Teori Keadilan dan Kontrak Sosial; John Rawls

Filsafat yang ditulis selama dua puluh tahun belakangan ini, menitik kan terhadap beberapa pertanyaan besar dan mendasar. Ada sebagian orang yang dengan kaca mata kuda tetap membela utilitarianism. Namun, sebagiannya lain nya sudah mulai menjauh dari nilai lama ‘sebuah kepercayaan yang diterima dalam bentuk utilitarianisme, seandainya kita menerima sebuah bentuk yang benar, pasti menangkap esensi moralitas politk, dan sebagian besar filsuf kontemporer berharap menemukan sebuah alternative yang sistematis berkenaan dengan utilitarian (Hart, 1979: 77). Ada bebrapa orang yang sudah menulis tentang utilitarian yang bertentagan dengan intuisi. Tetapi Rawls memulai bukunya dengan keluhan bahwa teori politik sudah mulai terjebak dengan dua ekstrim; satu pihak dengan utilitarian, dan pihak lain dengan penggabungan atas gagasan dan prinsip yang tidak koheren. Rawls menyebutnya dengan intuisionisme, pendekatan ini merupakan sebuah rangkaian intuisi dalam pembahasan isu tertentu. Intuisi alternative terhadap utilitarian, meskipun analogi nya adalah anti-utilitarian namun kita mampu membuat ituisi ini masuk akal untuk melahirkan teori altrnativ. Kita ingin menjelaskan mengapa contoh-contoh khusus ini tdak kit setujui. Tetapi intuisionisme tidak sampai melewati dan dibawah, ituisi-intuisi awal untuk menunjukan hubunganya atau menyediakan prinsip yang mendasari dan memberikan struktur terhadap nya (Kymlicka, 1990: 68). Pendekatan intuisionis ini, entah dalam level moral khusus atau prinsip universal, bukan hanya secara teoritis tidak memuaskan, tetapi juga tidak membantu dalam masalah-masalah praktis. Sebab pendekatan ini  tidak dapat menjelaskan kapan aturan moral secara khusus dan yang tidak dapat disederhanakan ini bertentangan satu sama lain. Justru ketika nilai ini saling bertentangan satu sama lain, kita berharap teori alternative ini mampu menjawab secara sistematis (Kymlicka, 2004: 67).
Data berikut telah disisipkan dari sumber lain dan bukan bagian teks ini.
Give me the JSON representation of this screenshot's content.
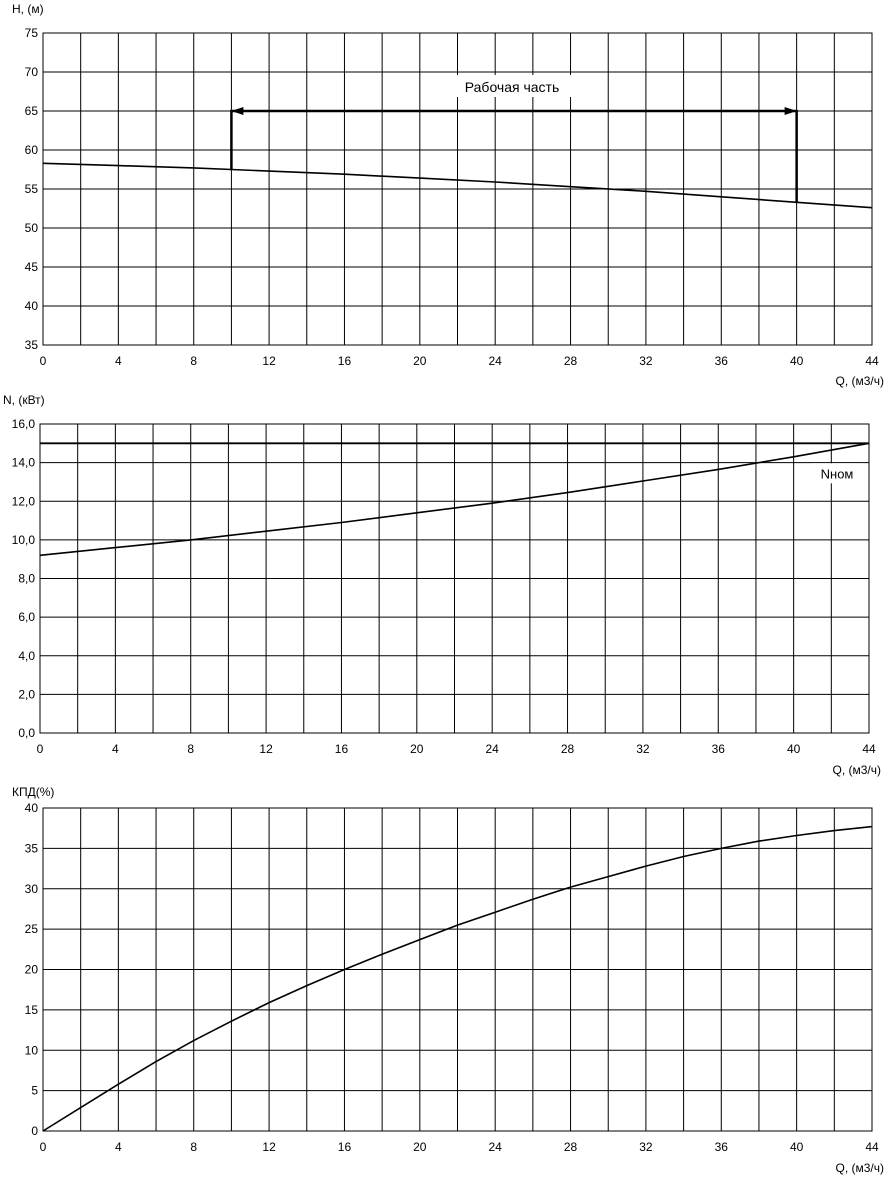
{
  "chart_data": [
    {
      "type": "line",
      "ylabel": "H, (м)",
      "xlabel": "Q, (м3/ч)",
      "xlim": [
        0,
        44
      ],
      "ylim": [
        35,
        75
      ],
      "x_ticks": [
        "0",
        "4",
        "8",
        "12",
        "16",
        "20",
        "24",
        "28",
        "32",
        "36",
        "40",
        "44"
      ],
      "y_ticks": [
        "35",
        "40",
        "45",
        "50",
        "55",
        "60",
        "65",
        "70",
        "75"
      ],
      "grid": true,
      "series": [
        {
          "x": [
            0,
            4,
            8,
            10,
            12,
            16,
            20,
            24,
            28,
            32,
            36,
            40,
            44
          ],
          "y": [
            58.3,
            58.0,
            57.7,
            57.5,
            57.3,
            56.9,
            56.4,
            55.9,
            55.3,
            54.7,
            54.0,
            53.3,
            52.6
          ]
        }
      ],
      "annotation": {
        "text": "Рабочая часть",
        "x_from": 10,
        "x_to": 40,
        "y": 65
      }
    },
    {
      "type": "line",
      "ylabel": "N, (кВт)",
      "xlabel": "Q, (м3/ч)",
      "xlim": [
        0,
        44
      ],
      "ylim": [
        0,
        16
      ],
      "x_ticks": [
        "0",
        "4",
        "8",
        "12",
        "16",
        "20",
        "24",
        "28",
        "32",
        "36",
        "40",
        "44"
      ],
      "y_ticks": [
        "0,0",
        "2,0",
        "4,0",
        "6,0",
        "8,0",
        "10,0",
        "12,0",
        "14,0",
        "16,0"
      ],
      "grid": true,
      "series": [
        {
          "x": [
            0,
            4,
            8,
            12,
            16,
            20,
            24,
            28,
            32,
            36,
            40,
            44
          ],
          "y": [
            9.2,
            9.6,
            10.0,
            10.45,
            10.9,
            11.4,
            11.9,
            12.45,
            13.05,
            13.65,
            14.3,
            15.0
          ]
        }
      ],
      "reference_line": {
        "label": "Nном",
        "y": 15.0
      }
    },
    {
      "type": "line",
      "ylabel": "КПД(%)",
      "xlabel": "Q, (м3/ч)",
      "xlim": [
        0,
        44
      ],
      "ylim": [
        0,
        40
      ],
      "x_ticks": [
        "0",
        "4",
        "8",
        "12",
        "16",
        "20",
        "24",
        "28",
        "32",
        "36",
        "40",
        "44"
      ],
      "y_ticks": [
        "0",
        "5",
        "10",
        "15",
        "20",
        "25",
        "30",
        "35",
        "40"
      ],
      "grid": true,
      "series": [
        {
          "x": [
            0,
            2,
            4,
            6,
            8,
            10,
            12,
            14,
            16,
            18,
            20,
            22,
            24,
            26,
            28,
            30,
            32,
            34,
            36,
            38,
            40,
            42,
            44
          ],
          "y": [
            0,
            2.9,
            5.8,
            8.6,
            11.2,
            13.6,
            15.9,
            18.0,
            20.0,
            21.9,
            23.7,
            25.5,
            27.1,
            28.7,
            30.2,
            31.5,
            32.8,
            34.0,
            35.0,
            35.9,
            36.6,
            37.2,
            37.7
          ]
        }
      ]
    }
  ]
}
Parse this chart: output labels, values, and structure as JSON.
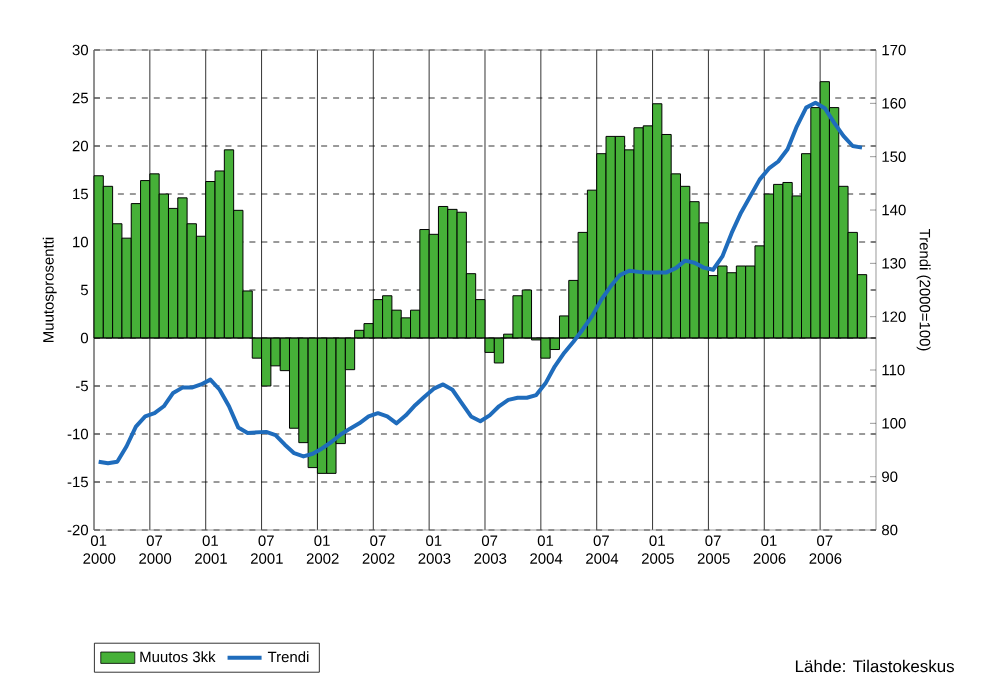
{
  "chart_data": {
    "type": "bar",
    "ylabel": "Muutosprosentti",
    "y2label": "Trendi (2000=100)",
    "categories": [
      "01 2000",
      null,
      null,
      null,
      null,
      null,
      "07 2000",
      null,
      null,
      null,
      null,
      null,
      "01 2001",
      null,
      null,
      null,
      null,
      null,
      "07 2001",
      null,
      null,
      null,
      null,
      null,
      "01 2002",
      null,
      null,
      null,
      null,
      null,
      "07 2002",
      null,
      null,
      null,
      null,
      null,
      "01 2003",
      null,
      null,
      null,
      null,
      null,
      "07 2003",
      null,
      null,
      null,
      null,
      null,
      "01 2004",
      null,
      null,
      null,
      null,
      null,
      "07 2004",
      null,
      null,
      null,
      null,
      null,
      "01 2005",
      null,
      null,
      null,
      null,
      null,
      "07 2005",
      null,
      null,
      null,
      null,
      null,
      "01 2006",
      null,
      null,
      null,
      null,
      null,
      "07 2006",
      null,
      null,
      null,
      null,
      null
    ],
    "series": [
      {
        "name": "Muutos 3kk",
        "type": "bar",
        "color": "#46b038",
        "values": [
          16.9,
          15.8,
          11.9,
          10.4,
          14.0,
          16.4,
          17.1,
          15.0,
          13.5,
          14.6,
          11.9,
          10.6,
          16.3,
          17.4,
          19.6,
          13.3,
          4.9,
          -2.1,
          -5.0,
          -2.9,
          -3.4,
          -9.4,
          -10.9,
          -13.5,
          -14.1,
          -14.1,
          -11.0,
          -3.3,
          0.8,
          1.5,
          4.0,
          4.4,
          2.9,
          2.1,
          2.9,
          11.3,
          10.8,
          13.7,
          13.4,
          13.1,
          6.7,
          4.0,
          -1.5,
          -2.6,
          0.4,
          4.4,
          5.0,
          -0.2,
          -2.1,
          -1.2,
          2.3,
          6.0,
          11.0,
          15.4,
          19.2,
          21.0,
          21.0,
          19.6,
          21.9,
          22.1,
          24.4,
          21.2,
          17.1,
          15.8,
          14.2,
          12.0,
          6.5,
          7.5,
          6.8,
          7.5,
          7.5,
          9.6,
          15.0,
          16.0,
          16.2,
          14.8,
          19.2,
          24.0,
          26.7,
          24.0,
          15.8,
          11.0,
          6.6,
          null
        ]
      },
      {
        "name": "Trendi",
        "type": "line",
        "axis": "y2",
        "color": "#1f6cbc",
        "values": [
          92.8,
          92.5,
          92.8,
          95.7,
          99.4,
          101.3,
          101.9,
          103.2,
          105.7,
          106.7,
          106.7,
          107.3,
          108.2,
          106.3,
          103.2,
          99.2,
          98.2,
          98.3,
          98.4,
          97.8,
          96.0,
          94.4,
          93.8,
          94.3,
          95.3,
          96.5,
          97.9,
          99.0,
          100.0,
          101.3,
          101.9,
          101.3,
          100.0,
          101.5,
          103.4,
          105.0,
          106.5,
          107.3,
          106.3,
          103.8,
          101.3,
          100.4,
          101.5,
          103.2,
          104.4,
          104.8,
          104.8,
          105.3,
          107.5,
          110.7,
          113.2,
          115.3,
          117.6,
          120.1,
          123.2,
          125.7,
          127.8,
          128.6,
          128.4,
          128.3,
          128.3,
          128.3,
          129.1,
          130.5,
          130.1,
          129.2,
          128.8,
          131.3,
          135.7,
          139.5,
          142.6,
          145.7,
          147.8,
          149.1,
          151.4,
          155.7,
          159.2,
          160.1,
          159.1,
          156.4,
          153.9,
          152.0,
          151.7,
          null
        ]
      }
    ],
    "ylim": [
      -20,
      30
    ],
    "yticks": [
      -20,
      -15,
      -10,
      -5,
      0,
      5,
      10,
      15,
      20,
      25,
      30
    ],
    "y2lim": [
      80,
      170
    ],
    "y2ticks": [
      80,
      90,
      100,
      110,
      120,
      130,
      140,
      150,
      160,
      170
    ],
    "grid": true,
    "legend": "bottom left",
    "marker": "none",
    "annotations": [
      "Lähde: Tilastokeskus"
    ]
  }
}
Teori Rawls mulai banyak dibicarakan dalam karya A Theory of Justice, sebuah metode berfikir untuk mempelajari dan menghasilakan keadilan itu sendiri. Dia menyebut project ini untuk mewujudkan sebuah keadilan yang didefenisiskan dalam fairness. Teori ini dikembangkan melalui pendekatan kontrak sosial (John Locke) dimana prinsip-prinsip keadilan yang dipilih sebagai pegangan bersama yang dihasilkan dari kesepakatan (consensus) bersama berdasarkan dari semua person yang bebas, rasional, dan sederajat. Melalui pendekatan kontrak inilah sebuah teori keadilan mampu menjalankan hak dan sekaligus mendistribusikan kewajiban secara adil bagi semua orang. Apa itu keadilan yang fairness? Terus menjadi pertanyaan Rawls, karena menurut Rawls sebuah masyarakat yang baik mereperesentasikan sebuah lembaga kerja sama sosial yang masing-masing pihak berusaha menyumbang dan memajukan.

Perbedaan teori Rawls dengan pengikut kontraktarian yang lain nya adalah, sebuah penemuan posisi asali (origin position). Origin position adalah sebuah landasan dasar dari teori Rawls, untuk mencapai sebuah keadilan (fairness), Rawls meletakkan person moral dalam posisi asali. Untuk memahami posisi asali, ada dua catatan penting yang menyangkut lahirnya teori ini. Pertama, posisi asali harus dipahami sebagai sebuah prasarat utama untuk terwujudnya sebuah jaminan keadilan sebagai fairness. Dia juga tidak memungkiri bahwa ini adalah bukan sebuah situasi yang riil dalam masyarakat, melaikan sebuah kondisi awal hipotesis. Bagi Rawls kondisi awal hipotesis ini harus diterima sebagai jalan menuju keadilan procedural yang bisa dicapai. Artinya, meskipun bersifat hipotesis , sebagai sebuah prasyarat sudah memenuhi untuk menjamin semua pihak. Konsep ini memang meiliki kemiripan dengan kontraktarian yang lainnya, namun Rawls lebih menegaskan prinsip-prinsip keadilan dari sebuah posisi persamaan;

Posisi asali persamaan mirip dengan keadaan alamiah dalam teori kontrak sosial tradisional. Posisi asali, tentu saja, tidak dianggap sebagai keadaan alamiah histories sesungguhnya , dan tentu saja bukan sebuah kondisi primitive kebudayaan.  Ia dipahami sebagai sebuah situasi yang tergolong murni hipotesis sehingga mengarah kepada konsepsi keadilan tertentu (Rawls, 1971; 12).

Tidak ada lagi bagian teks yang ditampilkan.